Martin Asbæk Gallery began collaborating with the artist Astrid Kruse Jensen earlier this year, and it is with great pleasure that we can now present the solo exhibition Disappearing into the Past. The exhibition invites the viewer on a journey through a visual memoir which balances, with poetic realism, between memory and the subconscious.

The title of the exhibition involves an ambivalence and refers not only to the subjects, which touch cautiously on memories from a bygone time and the hidden innocence of nature enveloped in a dreaming veil. It also refers to the uncontrollability of the chemistry of old Polaroid films, which gives the photographic series a new layer of meaning. With this series Astrid Kruse Jensen has sought out brand new paths in her approach to the medium. Whereas earlier she used sophisticated photographic techniques, here she has used an old Polaroid camera – a photographic technique where, a few minutes after the shot, you have the finished photograph in your hand. With its distinctive square format and its mellow colour scale, the Polaroid photograph, before the age of the digital image, became synonymous with the registration of everyday experiences. In 2008 Polaroid discontinued production of these films, but there are still some left on the market, and some of these have now formed the basis of the works in Disappearing into the Past.

The development process of the now obsolete films is uncontrollable, and their final expression is subject to the chemical reactions. The chemical process is explored and its irregularities are used deliberately as features of the photographs. Astrid Kruse Jensen wanted to work with the way the chemistry becomes a visible part of the subject and helps to form the final expression. In a few areas of the photographs the subject has not been captured, while in other places it is affected by the chemistry, which crystallizes into various formations. In addition, the films – depending on type, age and unknown factors such as how they have been preserved – themselves have a history that remains uncertain, and which leaves its mark on the colour shades. The colours do not reflect reality, instead they give the photographs a picturesque expression.

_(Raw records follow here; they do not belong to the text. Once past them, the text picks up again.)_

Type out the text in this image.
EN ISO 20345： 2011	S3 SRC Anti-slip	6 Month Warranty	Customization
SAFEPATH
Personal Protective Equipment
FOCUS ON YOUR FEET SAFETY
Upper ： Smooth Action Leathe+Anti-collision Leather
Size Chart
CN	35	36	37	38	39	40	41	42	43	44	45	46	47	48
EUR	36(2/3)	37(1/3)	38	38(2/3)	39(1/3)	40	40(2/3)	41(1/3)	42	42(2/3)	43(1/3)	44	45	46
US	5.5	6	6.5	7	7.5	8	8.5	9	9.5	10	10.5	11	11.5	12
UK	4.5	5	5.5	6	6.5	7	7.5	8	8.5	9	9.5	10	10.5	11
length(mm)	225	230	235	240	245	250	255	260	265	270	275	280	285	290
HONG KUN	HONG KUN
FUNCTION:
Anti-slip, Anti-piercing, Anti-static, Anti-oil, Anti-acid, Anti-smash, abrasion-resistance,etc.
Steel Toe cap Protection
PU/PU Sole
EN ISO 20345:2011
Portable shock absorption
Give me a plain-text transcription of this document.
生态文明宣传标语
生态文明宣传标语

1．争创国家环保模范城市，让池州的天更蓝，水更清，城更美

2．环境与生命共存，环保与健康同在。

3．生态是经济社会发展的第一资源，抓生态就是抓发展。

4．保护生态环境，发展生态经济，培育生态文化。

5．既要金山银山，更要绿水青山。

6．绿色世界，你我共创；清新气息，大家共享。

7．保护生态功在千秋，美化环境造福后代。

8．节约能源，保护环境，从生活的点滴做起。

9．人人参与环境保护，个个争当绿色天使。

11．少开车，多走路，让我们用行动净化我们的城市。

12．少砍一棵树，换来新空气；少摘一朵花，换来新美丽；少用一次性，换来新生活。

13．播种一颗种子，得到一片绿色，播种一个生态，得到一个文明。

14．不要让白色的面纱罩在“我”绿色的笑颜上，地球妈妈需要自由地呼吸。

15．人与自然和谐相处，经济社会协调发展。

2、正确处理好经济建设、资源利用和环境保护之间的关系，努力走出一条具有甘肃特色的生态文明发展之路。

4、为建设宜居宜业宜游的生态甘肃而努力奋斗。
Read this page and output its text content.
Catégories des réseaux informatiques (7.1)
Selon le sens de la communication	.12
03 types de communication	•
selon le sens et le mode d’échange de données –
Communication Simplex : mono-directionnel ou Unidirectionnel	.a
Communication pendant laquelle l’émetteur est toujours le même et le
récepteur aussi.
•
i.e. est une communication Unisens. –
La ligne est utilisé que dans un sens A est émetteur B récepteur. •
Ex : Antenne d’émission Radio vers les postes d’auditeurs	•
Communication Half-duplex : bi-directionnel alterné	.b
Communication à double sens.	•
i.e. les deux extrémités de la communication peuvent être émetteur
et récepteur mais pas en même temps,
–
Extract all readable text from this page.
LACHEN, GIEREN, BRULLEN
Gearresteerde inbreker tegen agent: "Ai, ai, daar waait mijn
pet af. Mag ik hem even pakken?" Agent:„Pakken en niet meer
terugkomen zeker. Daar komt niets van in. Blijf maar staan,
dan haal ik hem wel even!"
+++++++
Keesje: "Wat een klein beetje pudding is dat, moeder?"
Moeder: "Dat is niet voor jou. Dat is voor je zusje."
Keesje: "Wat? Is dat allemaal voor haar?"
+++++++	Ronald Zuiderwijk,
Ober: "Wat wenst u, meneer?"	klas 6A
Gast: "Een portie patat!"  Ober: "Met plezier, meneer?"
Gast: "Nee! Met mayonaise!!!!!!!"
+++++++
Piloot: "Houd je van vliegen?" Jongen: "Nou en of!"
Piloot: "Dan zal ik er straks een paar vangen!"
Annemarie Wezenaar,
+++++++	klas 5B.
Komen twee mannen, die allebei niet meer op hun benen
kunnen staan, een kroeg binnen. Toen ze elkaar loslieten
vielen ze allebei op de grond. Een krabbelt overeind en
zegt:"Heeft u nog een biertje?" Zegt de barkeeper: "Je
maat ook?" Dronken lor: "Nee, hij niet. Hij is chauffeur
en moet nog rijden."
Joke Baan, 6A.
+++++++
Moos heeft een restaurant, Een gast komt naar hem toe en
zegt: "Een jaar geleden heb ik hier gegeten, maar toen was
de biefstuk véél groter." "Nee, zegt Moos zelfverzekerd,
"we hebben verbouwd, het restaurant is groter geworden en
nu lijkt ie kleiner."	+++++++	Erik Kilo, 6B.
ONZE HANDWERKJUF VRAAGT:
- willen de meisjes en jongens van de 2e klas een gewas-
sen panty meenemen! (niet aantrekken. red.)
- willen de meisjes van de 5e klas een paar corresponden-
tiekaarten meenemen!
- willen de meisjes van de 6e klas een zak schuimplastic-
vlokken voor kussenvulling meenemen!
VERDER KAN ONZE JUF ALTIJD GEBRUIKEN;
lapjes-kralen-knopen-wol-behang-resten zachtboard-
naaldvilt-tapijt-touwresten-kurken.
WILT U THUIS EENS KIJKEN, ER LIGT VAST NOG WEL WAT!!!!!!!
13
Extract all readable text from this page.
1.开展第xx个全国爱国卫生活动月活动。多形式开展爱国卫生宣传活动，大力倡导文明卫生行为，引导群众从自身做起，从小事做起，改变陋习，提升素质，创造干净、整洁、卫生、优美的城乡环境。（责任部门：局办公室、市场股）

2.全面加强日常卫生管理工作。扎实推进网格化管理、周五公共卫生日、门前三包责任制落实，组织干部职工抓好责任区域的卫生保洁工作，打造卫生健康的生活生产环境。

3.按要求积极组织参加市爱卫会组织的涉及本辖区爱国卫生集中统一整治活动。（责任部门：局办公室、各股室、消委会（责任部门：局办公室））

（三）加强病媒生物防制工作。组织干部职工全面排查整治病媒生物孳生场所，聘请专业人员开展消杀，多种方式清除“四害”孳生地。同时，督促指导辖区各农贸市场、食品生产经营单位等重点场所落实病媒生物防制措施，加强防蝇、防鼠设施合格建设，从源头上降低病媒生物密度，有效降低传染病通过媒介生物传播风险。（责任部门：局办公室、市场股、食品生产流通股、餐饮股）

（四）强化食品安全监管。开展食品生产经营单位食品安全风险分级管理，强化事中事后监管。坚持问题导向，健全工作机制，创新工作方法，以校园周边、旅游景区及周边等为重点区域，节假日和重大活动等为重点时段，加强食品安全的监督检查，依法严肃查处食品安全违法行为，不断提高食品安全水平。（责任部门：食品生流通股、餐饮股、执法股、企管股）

An atmospheric, dreamlike light hovers over the individual subjects from nature and interiors, which are at the same time imbued with narratives that make their presence felt. There is something that is not being said, but can still be glimpsed as a tremor beneath the surface. The people in the photographs either have their backs to us, like the woman who is slowly moving into the water, or are faceless in other ways, such as the woman in the red dress who, although facing the viewer, is dissolved in strong backlight. The forest recurs in a number of pictures, in the form of towering firs, rambling scrub, crooked trees, behind which an idyllic log cabin comes into view. The house has been a recurring element in earlier series, as a metaphor for humanity – for the psyche. A space that protects us and a place where we try to be ourselves.

Sensory experience is spatialized in the form of wooden constructions placed around the gallery. Each construction is either sinking into the floor or growing up. The temporary constructions mime the shapes of houses, but are out of scale and intervene in the consciousness of the viewer.

Through the photographs and installation the exhibition conveys the feeling that something more is at play. Both in earlier projects and here, a strong theme is the encounter between the alien and the familiar – the real and the imaginary. In other words a poetic displacement of reality that gives the world of the imagination a way of inserting itself in reality.

The exhibition Disappearing into the Past has earlier been shown at Brundlund Castle, Stadtmuseum Schleswig and Rønnebæksholm, and later in the year will be shown in an exhibition at BRANDTS Museet for Fotokunst in Odense. Together, the museums have created the book Disappearing into the Past, which won the prize Best Book Work in Denmark from the Book Crafts Association in 2012. The exhibition at Martin Asbæk Gallery will also show brand new works created by the artist this summer.